Inflation doesn’t help. While economic performance varied considerably between the US, UK and Europe and across other developed markets, a consistent theme in 2024 was that core inflation remained too high. Services inflation in particular proved stickier than forecast.

That’s perhaps because of increased demand due to government spending and the fact that many of us have been enjoying healthy real wage gains for the first time in years2. It leaves central banks little room to manoeuvre on policy rates.

Why we’re focusing on shorter-maturity bonds

While we are aware of the risks to bonds from the supply/sentiment channel, valuations matter too. A key determinant is the current level of policy rates and their expected path. This is even more crucial for shorter-maturity bonds, an area of fixed income that looks extremely attractive to us.

At the start of October, markets priced neutral rates in the US below 3%. Currently this lies around 4.25% (versus the Federal Open Market Committee projection of 3%)3. In the UK, markets currently project the Monetary Policy Committee rate to drop only marginally over the next few years, settling around 4.2%. With policy rates currently at 4.75%, this implies just 50bps of cuts over the next few years4.

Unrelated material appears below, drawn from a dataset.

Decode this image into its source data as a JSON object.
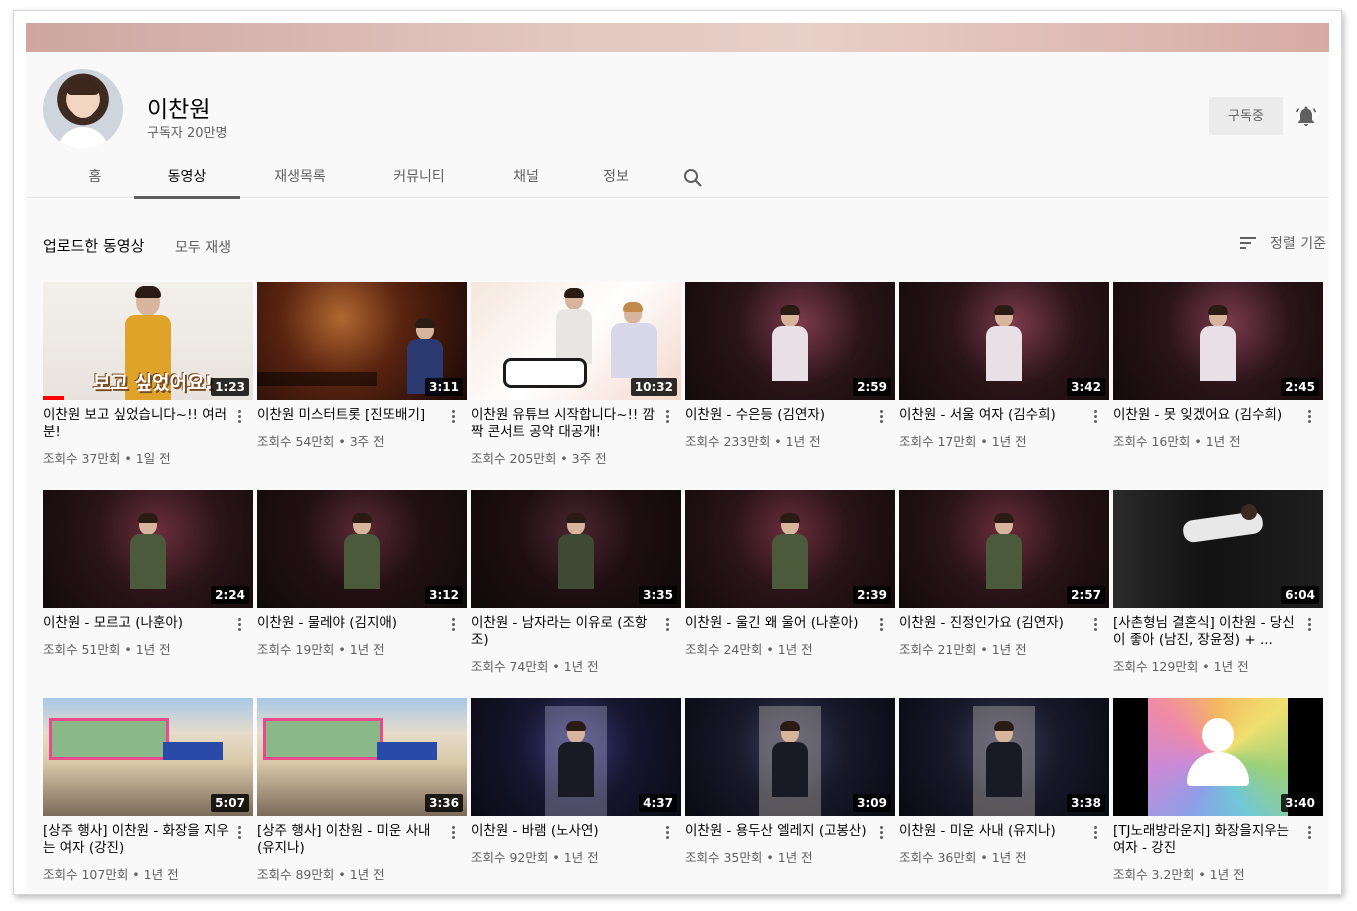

Market Pricing - Bank of England Base Rate

Line graph showing  market pricing Bank of England Base Rate

Source: Bank of England 

This repricing in rate expectations has created another opportunity for investors to look at shorter-maturity fixed income assets. Shorter-maturity bonds are in the unique position of yielding largely the same as longer-dated bonds. For UK government bonds, buying 10-year versus two-year only gives an additional 0.3%5. Additionally, these bonds are less vulnerable to the threat of rising supply and more closely tied to policy rate expectations.

We have been adding exposure to front-end rates strategies versus longer-dated rates. Ultimately, we expect this episode to blow over, but why challenge it when shorter-dated bonds offer similar levels of yields to their longer counterparts with a fraction of the risk?

Those yields look very compelling. For an investor seeking real returns, short-dated bonds seem to us to be an attractive buy today – despite the gloomy headlines.